One might wonder whether a cosmos’s existence is the default, stemming from the cosmological contention that ‘nothingness’ cannot exist, implying no beginning or end. One might further ponder how such a cosmos — in the absence of a transcendent force powerful enough to tinker with it — might temporarily suspend or alter a natural law in order to accommodate the appearance of a happening identifiable as a miracle. I propose there would be no mechanism to cause such an alteration to the cosmic fabric to happen. On those bases, it may seem there’s no logical reason for (no possibility of) miracles. Indeed, the scientific method does itself call for further examining what may have been considered a natural law whenever there are repeated exceptions or contradictions to it, rather than assuming that a miracle is recurring.

Hume proclaimed that ‘no testimony is sufficient to establish a miracle’; centuries earlier, Augustine of Hippo articulated a third, and broader take on the subject. He pointedly asked, ‘Is not the universe itself a miracle?’ (The City of God, 426 AD). Here, one might reasonably interpret ‘a miracle’ as synonymous for a less emotionally charged, temporal superlative like ‘remarkable’. I suspect most of us agree that our vast, roiling cosmos is indeed a marvel, though debatably not necessitating an originating spiritual framework like Augustine’s. 

No matter how supposed miracles are perceived, internalised, and retold, the critical issue of what can or cannot be confirmed dovetails to an assessment of the ‘knowledge’ in hand: what one knows, how one knows it, and with what level of certainty one knows it. So much of reality boils down to probabilities as the measuring stick; the evidence for miracles is no exception. If we’re left with only gossamer-thin substantiation, or no truly credible substantiation, or no realistically potential path to substantiation — which appears the case — claims of miracles may, I offer, be dismissed as improbable or even phantasmal.


Thomas Scarborough said...

I should think this is a specific instance of a more general problem.

Miracles fall under 'history'. Unlike physical science, history presents us with various problems which are fairly unique to itself.
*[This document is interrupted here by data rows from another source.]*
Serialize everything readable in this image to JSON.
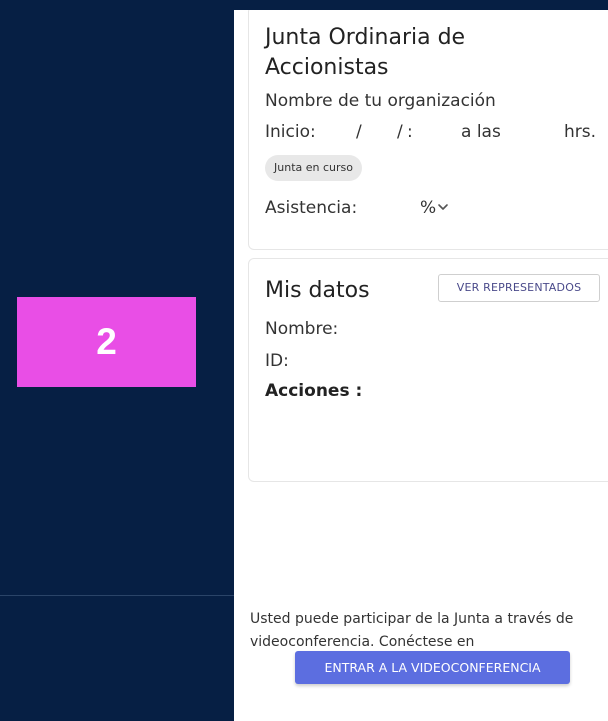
{
  "step_badge": "2",
  "meeting": {
    "title_line1": "Junta Ordinaria de",
    "title_line2": "Accionistas",
    "organization": "Nombre de tu organización",
    "start_label": "Inicio:",
    "slash": "/",
    "colon": ":",
    "at_label": "a las",
    "hrs_label": "hrs.",
    "status_chip": "Junta en curso",
    "attendance_label": "Asistencia:",
    "attendance_unit": "%"
  },
  "my_data": {
    "title": "Mis datos",
    "view_represented_button": "VER REPRESENTADOS",
    "name_label": "Nombre:",
    "id_label": "ID:",
    "shares_label": "Acciones :"
  },
  "video": {
    "note": "Usted puede participar de la Junta a través de videoconferencia. Conéctese en",
    "join_button": "ENTRAR A LA VIDEOCONFERENCIA"
  },
  "colors": {
    "background": "#061f44",
    "badge": "#e94ee6",
    "button": "#5c6ee0"
  },
  "icons": [
    "chevron-down-icon"
  ]
}
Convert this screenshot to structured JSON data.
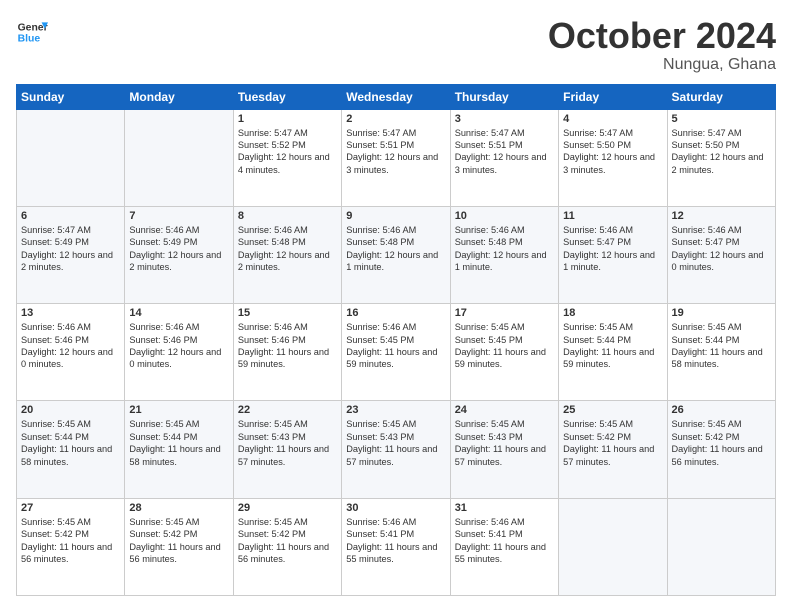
{
  "logo": {
    "line1": "General",
    "line2": "Blue"
  },
  "title": "October 2024",
  "location": "Nungua, Ghana",
  "days_of_week": [
    "Sunday",
    "Monday",
    "Tuesday",
    "Wednesday",
    "Thursday",
    "Friday",
    "Saturday"
  ],
  "weeks": [
    [
      {
        "day": "",
        "text": ""
      },
      {
        "day": "",
        "text": ""
      },
      {
        "day": "1",
        "text": "Sunrise: 5:47 AM\nSunset: 5:52 PM\nDaylight: 12 hours and 4 minutes."
      },
      {
        "day": "2",
        "text": "Sunrise: 5:47 AM\nSunset: 5:51 PM\nDaylight: 12 hours and 3 minutes."
      },
      {
        "day": "3",
        "text": "Sunrise: 5:47 AM\nSunset: 5:51 PM\nDaylight: 12 hours and 3 minutes."
      },
      {
        "day": "4",
        "text": "Sunrise: 5:47 AM\nSunset: 5:50 PM\nDaylight: 12 hours and 3 minutes."
      },
      {
        "day": "5",
        "text": "Sunrise: 5:47 AM\nSunset: 5:50 PM\nDaylight: 12 hours and 2 minutes."
      }
    ],
    [
      {
        "day": "6",
        "text": "Sunrise: 5:47 AM\nSunset: 5:49 PM\nDaylight: 12 hours and 2 minutes."
      },
      {
        "day": "7",
        "text": "Sunrise: 5:46 AM\nSunset: 5:49 PM\nDaylight: 12 hours and 2 minutes."
      },
      {
        "day": "8",
        "text": "Sunrise: 5:46 AM\nSunset: 5:48 PM\nDaylight: 12 hours and 2 minutes."
      },
      {
        "day": "9",
        "text": "Sunrise: 5:46 AM\nSunset: 5:48 PM\nDaylight: 12 hours and 1 minute."
      },
      {
        "day": "10",
        "text": "Sunrise: 5:46 AM\nSunset: 5:48 PM\nDaylight: 12 hours and 1 minute."
      },
      {
        "day": "11",
        "text": "Sunrise: 5:46 AM\nSunset: 5:47 PM\nDaylight: 12 hours and 1 minute."
      },
      {
        "day": "12",
        "text": "Sunrise: 5:46 AM\nSunset: 5:47 PM\nDaylight: 12 hours and 0 minutes."
      }
    ],
    [
      {
        "day": "13",
        "text": "Sunrise: 5:46 AM\nSunset: 5:46 PM\nDaylight: 12 hours and 0 minutes."
      },
      {
        "day": "14",
        "text": "Sunrise: 5:46 AM\nSunset: 5:46 PM\nDaylight: 12 hours and 0 minutes."
      },
      {
        "day": "15",
        "text": "Sunrise: 5:46 AM\nSunset: 5:46 PM\nDaylight: 11 hours and 59 minutes."
      },
      {
        "day": "16",
        "text": "Sunrise: 5:46 AM\nSunset: 5:45 PM\nDaylight: 11 hours and 59 minutes."
      },
      {
        "day": "17",
        "text": "Sunrise: 5:45 AM\nSunset: 5:45 PM\nDaylight: 11 hours and 59 minutes."
      },
      {
        "day": "18",
        "text": "Sunrise: 5:45 AM\nSunset: 5:44 PM\nDaylight: 11 hours and 59 minutes."
      },
      {
        "day": "19",
        "text": "Sunrise: 5:45 AM\nSunset: 5:44 PM\nDaylight: 11 hours and 58 minutes."
      }
    ],
    [
      {
        "day": "20",
        "text": "Sunrise: 5:45 AM\nSunset: 5:44 PM\nDaylight: 11 hours and 58 minutes."
      },
      {
        "day": "21",
        "text": "Sunrise: 5:45 AM\nSunset: 5:44 PM\nDaylight: 11 hours and 58 minutes."
      },
      {
        "day": "22",
        "text": "Sunrise: 5:45 AM\nSunset: 5:43 PM\nDaylight: 11 hours and 57 minutes."
      },
      {
        "day": "23",
        "text": "Sunrise: 5:45 AM\nSunset: 5:43 PM\nDaylight: 11 hours and 57 minutes."
      },
      {
        "day": "24",
        "text": "Sunrise: 5:45 AM\nSunset: 5:43 PM\nDaylight: 11 hours and 57 minutes."
      },
      {
        "day": "25",
        "text": "Sunrise: 5:45 AM\nSunset: 5:42 PM\nDaylight: 11 hours and 57 minutes."
      },
      {
        "day": "26",
        "text": "Sunrise: 5:45 AM\nSunset: 5:42 PM\nDaylight: 11 hours and 56 minutes."
      }
    ],
    [
      {
        "day": "27",
        "text": "Sunrise: 5:45 AM\nSunset: 5:42 PM\nDaylight: 11 hours and 56 minutes."
      },
      {
        "day": "28",
        "text": "Sunrise: 5:45 AM\nSunset: 5:42 PM\nDaylight: 11 hours and 56 minutes."
      },
      {
        "day": "29",
        "text": "Sunrise: 5:45 AM\nSunset: 5:42 PM\nDaylight: 11 hours and 56 minutes."
      },
      {
        "day": "30",
        "text": "Sunrise: 5:46 AM\nSunset: 5:41 PM\nDaylight: 11 hours and 55 minutes."
      },
      {
        "day": "31",
        "text": "Sunrise: 5:46 AM\nSunset: 5:41 PM\nDaylight: 11 hours and 55 minutes."
      },
      {
        "day": "",
        "text": ""
      },
      {
        "day": "",
        "text": ""
      }
    ]
  ]
}
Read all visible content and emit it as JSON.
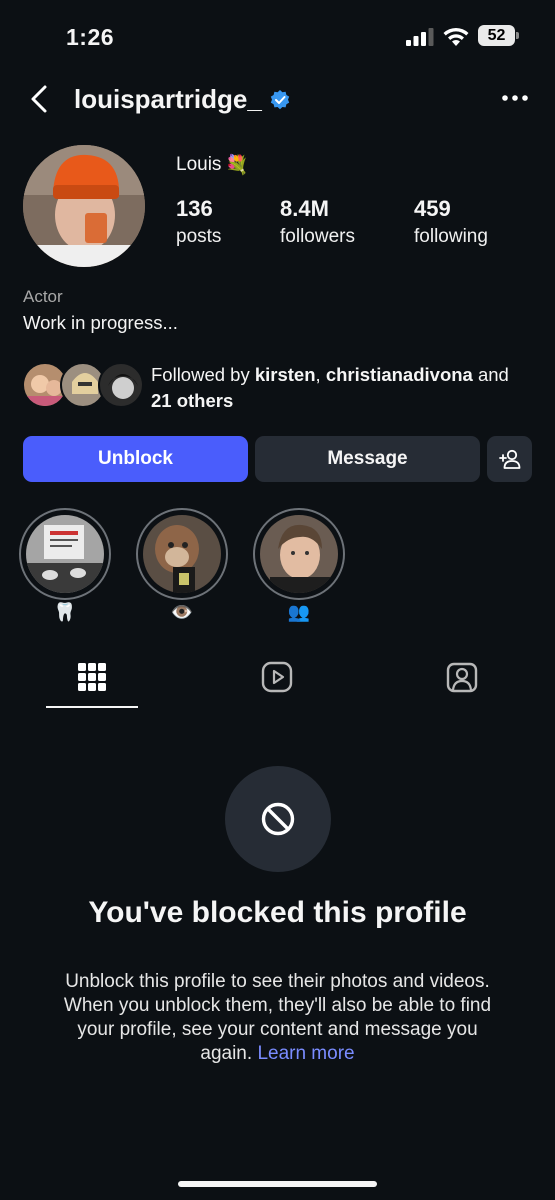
{
  "status_bar": {
    "time": "1:26",
    "battery": "52"
  },
  "header": {
    "username": "louispartridge_",
    "back_icon": "chevron-left-icon",
    "more_icon": "more-horizontal-icon"
  },
  "profile": {
    "display_name": "Louis",
    "name_emoji": "💐",
    "stats": [
      {
        "value": "136",
        "label": "posts"
      },
      {
        "value": "8.4M",
        "label": "followers"
      },
      {
        "value": "459",
        "label": "following"
      }
    ],
    "category": "Actor",
    "bio": "Work in progress..."
  },
  "followed_by": {
    "prefix": "Followed by ",
    "name1": "kirsten",
    "sep": ", ",
    "name2": "christianadivona",
    "mid": " and ",
    "others": "21 others"
  },
  "actions": {
    "unblock": "Unblock",
    "message": "Message"
  },
  "highlights": [
    {
      "label": "🦷"
    },
    {
      "label": "👁️"
    },
    {
      "label": "👥"
    }
  ],
  "tabs": [
    "grid-icon",
    "reels-icon",
    "tagged-icon"
  ],
  "blocked": {
    "title": "You've blocked this profile",
    "description": "Unblock this profile to see their photos and videos. When you unblock them, they'll also be able to find your profile, see your content and message you again.",
    "learn_more": "Learn more"
  },
  "colors": {
    "background": "#0c1014",
    "accent": "#4a5dfc",
    "link": "#7a8cff",
    "verified": "#3897f0"
  }
}
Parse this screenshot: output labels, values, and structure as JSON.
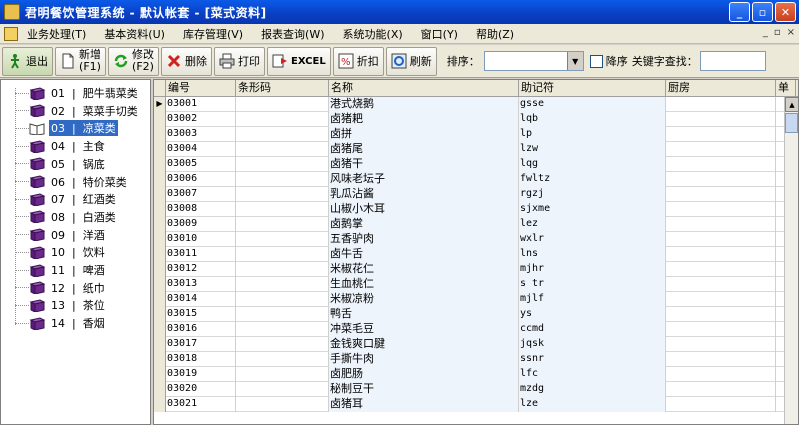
{
  "window": {
    "title": "君明餐饮管理系统 - 默认帐套 - [菜式资料]",
    "minimize": "_",
    "restore": "▫",
    "close": "✕"
  },
  "menu": {
    "items": [
      "业务处理(T)",
      "基本资料(U)",
      "库存管理(V)",
      "报表查询(W)",
      "系统功能(X)",
      "窗口(Y)",
      "帮助(Z)"
    ],
    "mdi_min": "_",
    "mdi_restore": "▫",
    "mdi_close": "×"
  },
  "toolbar": {
    "exit": "退出",
    "add": "新增",
    "add_key": "(F1)",
    "edit": "修改",
    "edit_key": "(F2)",
    "delete": "删除",
    "print": "打印",
    "excel": "EXCEL",
    "discount": "折扣",
    "refresh": "刷新",
    "sort_label": "排序：",
    "sort_value": "",
    "desc_label": "降序",
    "keyword_label": "关键字查找：",
    "keyword_value": ""
  },
  "tree": {
    "items": [
      {
        "code": "01",
        "name": "肥牛翡菜类"
      },
      {
        "code": "02",
        "name": "菜菜手切类"
      },
      {
        "code": "03",
        "name": "凉菜类"
      },
      {
        "code": "04",
        "name": "主食"
      },
      {
        "code": "05",
        "name": "锅底"
      },
      {
        "code": "06",
        "name": "特价菜类"
      },
      {
        "code": "07",
        "name": "红酒类"
      },
      {
        "code": "08",
        "name": "白酒类"
      },
      {
        "code": "09",
        "name": "洋酒"
      },
      {
        "code": "10",
        "name": "饮料"
      },
      {
        "code": "11",
        "name": "啤酒"
      },
      {
        "code": "12",
        "name": "纸巾"
      },
      {
        "code": "13",
        "name": "茶位"
      },
      {
        "code": "14",
        "name": "香烟"
      }
    ],
    "selected_index": 2
  },
  "grid": {
    "columns": [
      "编号",
      "条形码",
      "名称",
      "助记符",
      "厨房",
      "单"
    ],
    "current_row_marker": "▶",
    "rows": [
      {
        "code": "03001",
        "barcode": "",
        "name": "港式烧鹅",
        "abbr": "gsse",
        "kitchen": ""
      },
      {
        "code": "03002",
        "barcode": "",
        "name": "卤猪耙",
        "abbr": "lqb",
        "kitchen": ""
      },
      {
        "code": "03003",
        "barcode": "",
        "name": "卤拼",
        "abbr": "lp",
        "kitchen": ""
      },
      {
        "code": "03004",
        "barcode": "",
        "name": "卤猪尾",
        "abbr": "lzw",
        "kitchen": ""
      },
      {
        "code": "03005",
        "barcode": "",
        "name": "卤猪干",
        "abbr": "lqg",
        "kitchen": ""
      },
      {
        "code": "03006",
        "barcode": "",
        "name": "风味老坛子",
        "abbr": "fwltz",
        "kitchen": ""
      },
      {
        "code": "03007",
        "barcode": "",
        "name": "乳瓜沾酱",
        "abbr": "rgzj",
        "kitchen": ""
      },
      {
        "code": "03008",
        "barcode": "",
        "name": "山椒小木耳",
        "abbr": "sjxme",
        "kitchen": ""
      },
      {
        "code": "03009",
        "barcode": "",
        "name": "卤鹅掌",
        "abbr": "lez",
        "kitchen": ""
      },
      {
        "code": "03010",
        "barcode": "",
        "name": "五香驴肉",
        "abbr": "wxlr",
        "kitchen": ""
      },
      {
        "code": "03011",
        "barcode": "",
        "name": "卤牛舌",
        "abbr": "lns",
        "kitchen": ""
      },
      {
        "code": "03012",
        "barcode": "",
        "name": "米椒花仁",
        "abbr": "mjhr",
        "kitchen": ""
      },
      {
        "code": "03013",
        "barcode": "",
        "name": "生血桃仁",
        "abbr": "s tr",
        "kitchen": ""
      },
      {
        "code": "03014",
        "barcode": "",
        "name": "米椒凉粉",
        "abbr": "mjlf",
        "kitchen": ""
      },
      {
        "code": "03015",
        "barcode": "",
        "name": "鸭舌",
        "abbr": "ys",
        "kitchen": ""
      },
      {
        "code": "03016",
        "barcode": "",
        "name": "冲菜毛豆",
        "abbr": "ccmd",
        "kitchen": ""
      },
      {
        "code": "03017",
        "barcode": "",
        "name": "金钱爽口腱",
        "abbr": "jqsk",
        "kitchen": ""
      },
      {
        "code": "03018",
        "barcode": "",
        "name": "手撕牛肉",
        "abbr": "ssnr",
        "kitchen": ""
      },
      {
        "code": "03019",
        "barcode": "",
        "name": "卤肥肠",
        "abbr": "lfc",
        "kitchen": ""
      },
      {
        "code": "03020",
        "barcode": "",
        "name": "秘制豆干",
        "abbr": "mzdg",
        "kitchen": ""
      },
      {
        "code": "03021",
        "barcode": "",
        "name": "卤猪耳",
        "abbr": "lze",
        "kitchen": ""
      }
    ]
  },
  "colors": {
    "titlebar": "#0a46d0",
    "selection": "#316ac5",
    "book_icon": "#6a2a8a"
  }
}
It is unrepeatable. We cannot retrieve the facts if we missed them the first time. History, too, will always represent a loss of information—a reduction of the events themselves. There is, too, the problem of interpretation (arguably a major problem here, since miracles rest on presuppositions). The facts, wrote the historian Charles Beard, are an act of choice, conviction, and interpretation regarding values.

Given that this is so, I think the real question becomes: of what importance is our reliance on history? In the case of religion specifically, what is it that validates religion? Does history validate it? Then secondly, miracles.

Keith said...

Thank you, Thomas, for your interesting observations. I agree. When it comes to history, there are indeed unrealised facts from amidst the inevitable fog. A loss of information as events are abridged, purportedly for easier capture, storing, interpretation, and telling — unable to be reconstructed without irreversible data loss. The skewing of events — sometimes purposefully motivated, other times by sheer accident. And a compounding of biases stacking upon biases — an Achilles’ heel of history drawn from human nature — as events are retold and events’ particulars move through the hands of follow-on generations of historians. So, as to the question ‘Does history validate [religion]?’: Given these and other nontrivial limitations of history, my opinion is that history seldom rises to such validation — certainly not of religion or of miracles. I would be hesitant and sceptical. As for an alternative to history in these regards, I draw a blank, based on an abundance of incredulity regarding both process and substance.

Thomas Scarborough said...

I think you are correct: 'history seldom rises to such validation'. Yet for many, this is an all-important component of religion. Logically there would then be something else which validates it, or nothing at all.

The survey results you refer to are quite astonishing: 'some three-fourths of survey respondents indicated they believe in miracles'. The question then is: who missed something? The respondents, or those with a scientific worldview?